Currently I am very intrigued by the idea of a dramaturgy of the visitor. How far are we trained through conventions, to almost follow an unwritten script, while contemplating on artworks?

I have several interests like authorship, how authenticity and value are related to multiplication, how our heritage like artworks (in public space) shape our environment but also basic questions concerning our perception of time and space. Those interests reveal through the reoccurring consideration of such. I believe, one work will never be sufficient to investigate certain ideas, and that revisiting those a number of times from different angles is working towards a more dense, though ever incomplete image. So each piece seems to be one part of a bigger structure, that touches the interests named above. This structure also includes other artworks created by people who worked before me, colleagues and those, who will make art after me.

What was your first experience with art?

I assume, that art school definitely shaped my concept of art but I could not point out an event at first place. Rather I see it as an evolution of what I understand by this term.

What is your greatest source of inspiration?

The word inspiration has this strange notion of receiving ideas for a work from somewhere else, a place only accessible to a few chosen ones. In the end, this thinking model might have helped some artists to gain recognition and success, but in fact, we all live in the same world, except with more or less access to resources and education (which should be distributed much more equal). Personally I feel like the word inspiration does not function in regard to my practice. It might for others be more natural to use it.

I think, it is this world with its current and former inhabitants which did something similar to what I try, that influences my work quite a bit. It appears to be kind of logic, as mathematicians too, consider what has been calculated before them, and sometimes the adaption of one unknown variable does change the result of the equation.

What do you need in order to create your work?

This is something I am constantly trying to figure out. The last years always seemed like a provisory state, an existence which at any time needs to be able to move. (It is a situation, I created myself.) Still I was working and exhibiting, so I tried to adapt my needs to what is available, in terms of production. Therefore most of my works are either small enough to carry by foot and train, or I am able to build, destroy and rebuild them somewhere else.

Good colleagues, mentors and friends to have conversations with, I consider as essential to develop and not get lost in my own swirl of thoughts.

Besides that, what I need and always seem to be short of, is time. At least, I am not the only one having this dilemma.

What are you working on at the moment?

Some days ago, I arrived at Genova, where I will spend three months in an artist residency. For sure, some projects, like a group show in the end of March at Bikini in Basel, came along with me. We are planning a publication which is in progress. As well I work on a video for the show, which was recorded in the space beforehand and I am editing at the moment.

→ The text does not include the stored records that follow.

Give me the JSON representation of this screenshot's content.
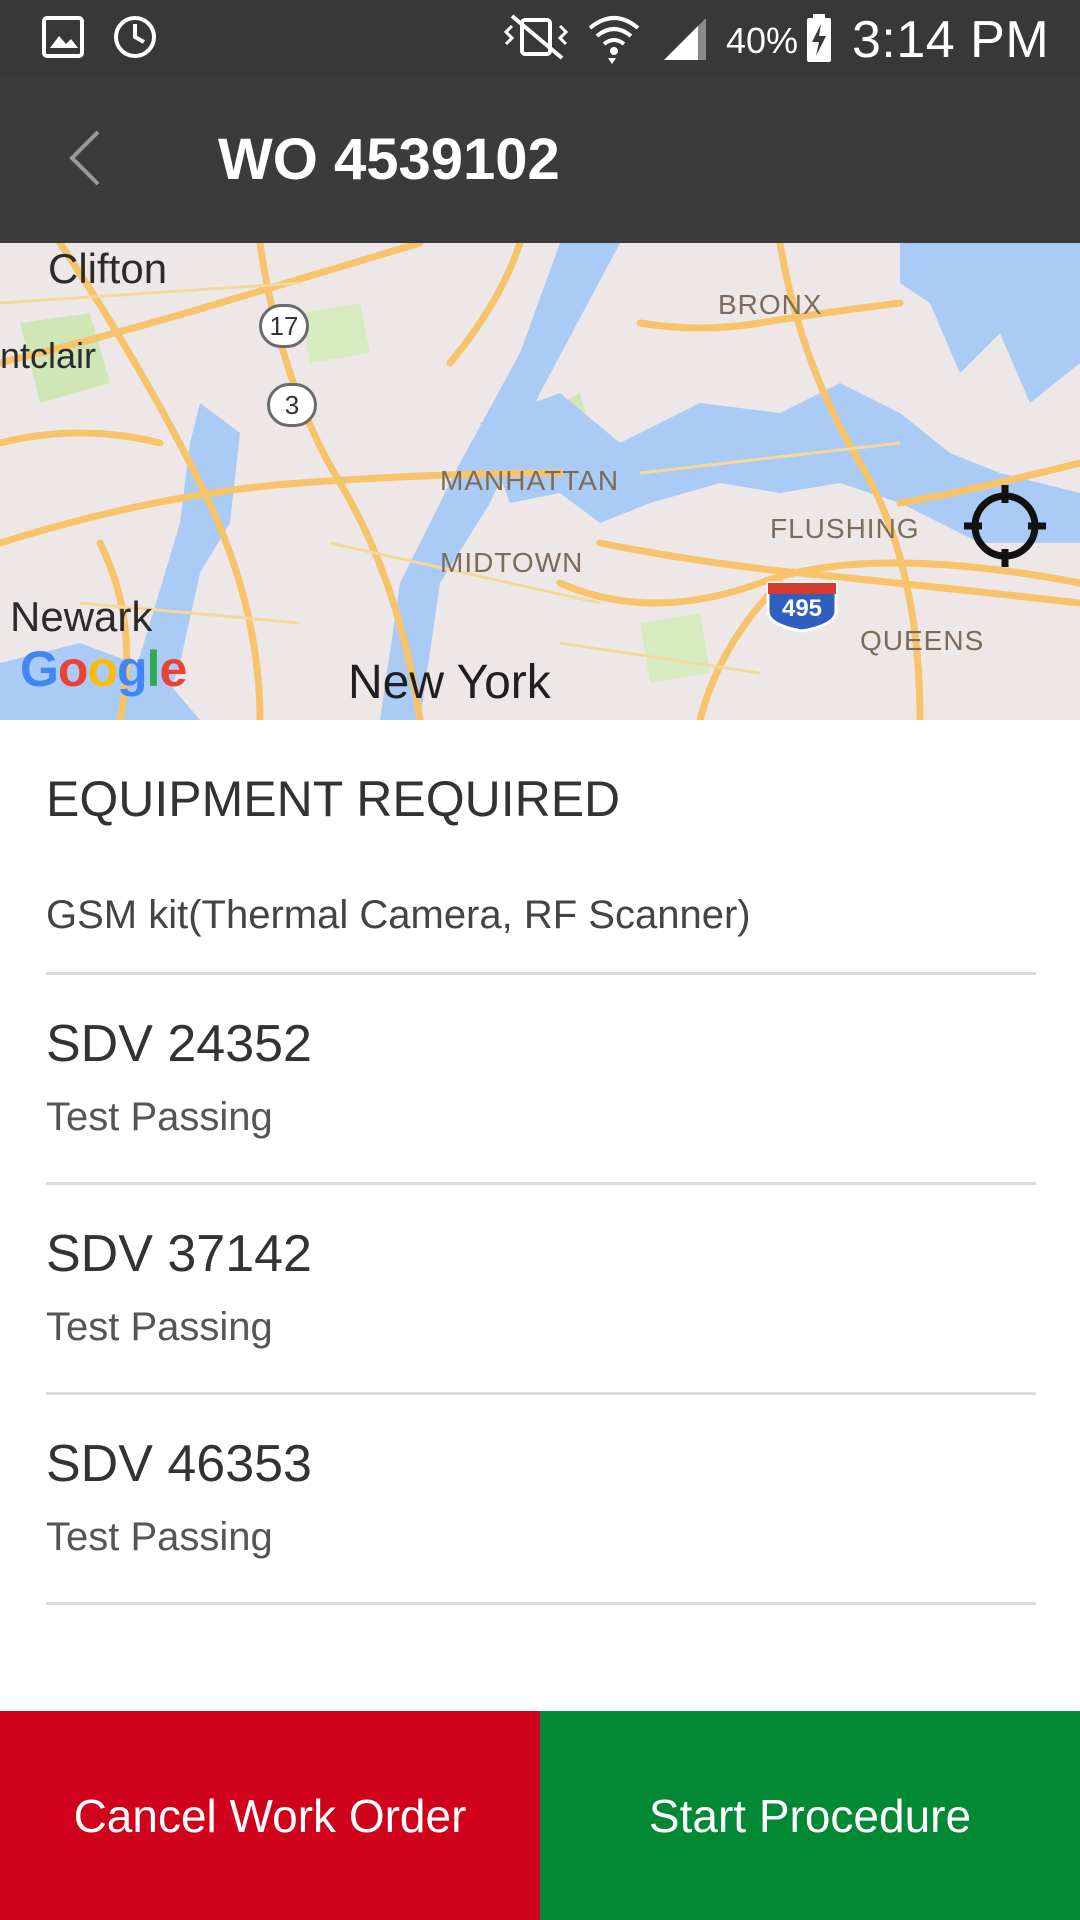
{
  "status_bar": {
    "battery_percent": "40%",
    "time": "3:14 PM",
    "icons": [
      "gallery-icon",
      "sync-icon",
      "vibrate-icon",
      "wifi-icon",
      "signal-icon",
      "battery-charging-icon"
    ]
  },
  "app_bar": {
    "title": "WO 4539102",
    "back_icon": "chevron-left-icon"
  },
  "map": {
    "labels": {
      "clifton": "Clifton",
      "montclair": "ntclair",
      "bronx": "BRONX",
      "manhattan": "MANHATTAN",
      "midtown": "MIDTOWN",
      "flushing": "FLUSHING",
      "queens": "QUEENS",
      "newark": "Newark",
      "new_york": "New York"
    },
    "route_shields": {
      "r17": "17",
      "r3": "3",
      "i495": "495"
    },
    "logo": {
      "g1": "G",
      "o1": "o",
      "o2": "o",
      "g2": "g",
      "l": "l",
      "e": "e"
    },
    "locate_icon": "crosshair-icon"
  },
  "equipment": {
    "heading": "EQUIPMENT REQUIRED",
    "description": "GSM kit(Thermal Camera, RF Scanner)"
  },
  "devices": [
    {
      "name": "SDV 24352",
      "status": "Test Passing"
    },
    {
      "name": "SDV 37142",
      "status": "Test Passing"
    },
    {
      "name": "SDV 46353",
      "status": "Test Passing"
    }
  ],
  "actions": {
    "cancel_label": "Cancel Work Order",
    "start_label": "Start Procedure"
  },
  "colors": {
    "status_bar": "#383838",
    "app_bar": "#3b3b3b",
    "cancel": "#d0021b",
    "start": "#038835",
    "water": "#a9cbf5",
    "road": "#f7c46c",
    "park": "#cde8b0"
  }
}
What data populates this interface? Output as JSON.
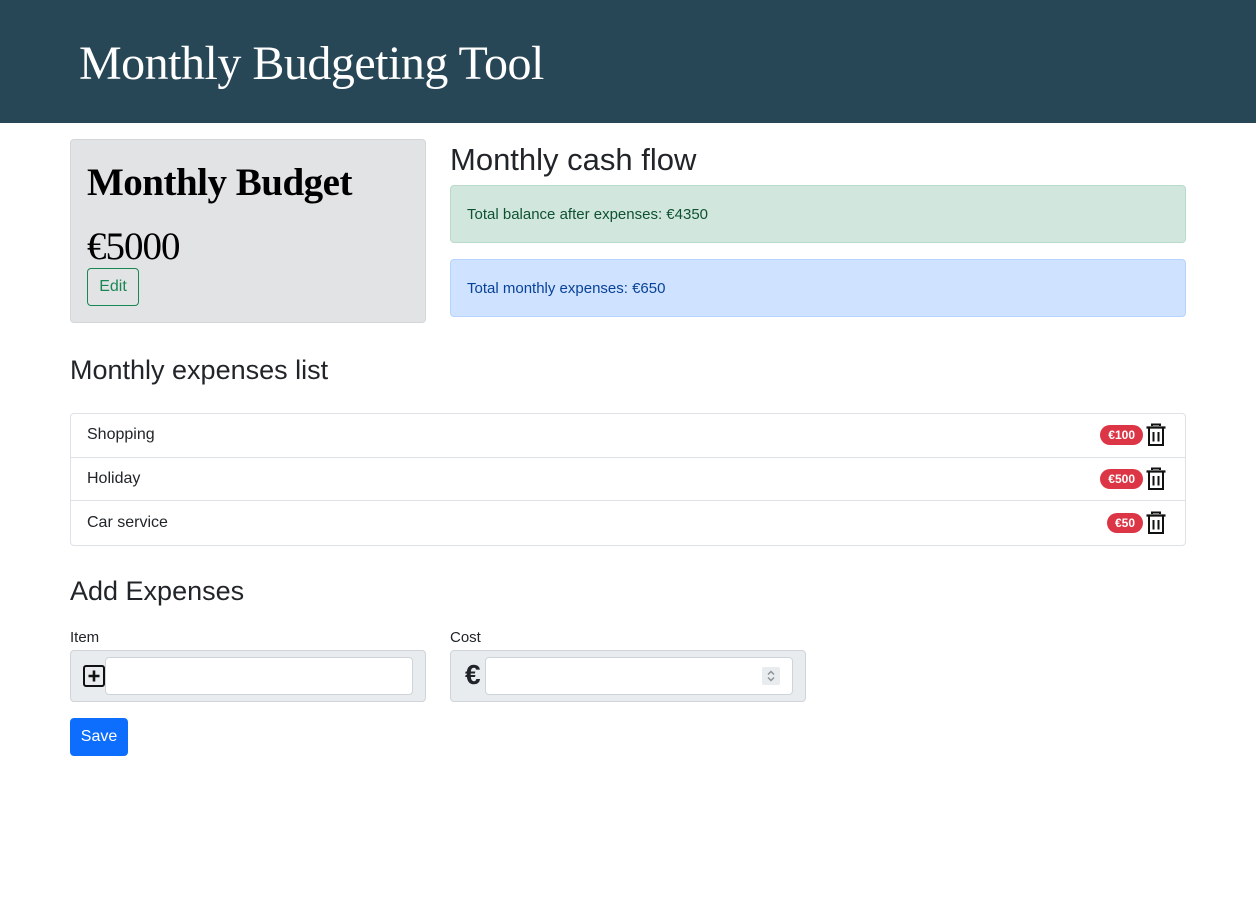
{
  "header": {
    "title": "Monthly Budgeting Tool"
  },
  "budget": {
    "title": "Monthly Budget",
    "amount": "€5000",
    "edit_label": "Edit"
  },
  "cashflow": {
    "heading": "Monthly cash flow",
    "balance_text": "Total balance after expenses: €4350",
    "expenses_text": "Total monthly expenses: €650"
  },
  "expenses": {
    "heading": "Monthly expenses list",
    "items": [
      {
        "name": "Shopping",
        "cost": "€100"
      },
      {
        "name": "Holiday",
        "cost": "€500"
      },
      {
        "name": "Car service",
        "cost": "€50"
      }
    ]
  },
  "add_form": {
    "heading": "Add Expenses",
    "item_label": "Item",
    "item_value": "",
    "cost_label": "Cost",
    "cost_symbol": "€",
    "cost_value": "",
    "save_label": "Save"
  },
  "colors": {
    "header_bg": "#284756",
    "badge": "#dc3545",
    "success_alert": "#d1e7dd",
    "primary_alert": "#cfe2ff",
    "save_button": "#0d6efd",
    "edit_button": "#198754"
  },
  "icons": {
    "trash": "trash-icon",
    "add": "plus-square-icon"
  }
}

Further I hope to really use all the time and generous space I got offered here, to develop new works and reconsider or finish some, which are waiting already for a little while in the back of my mind.

What work or artist has most recently surprised you?

A lecture performance by Hito Steyerl I saw a while ago in Brussels surprised me in a way, through how close she brings a light humor together with very heavy topics, how naturally the fiction intrudes reality, and opposite.

But I can also very much enjoy work, which does not necessarily surprise me. A surprise has something temporary and fleeting. Some pieces are just a sentence, but I can love them for quite a while. In that sense, their consistency or simplicity surprises me, rather than the instant.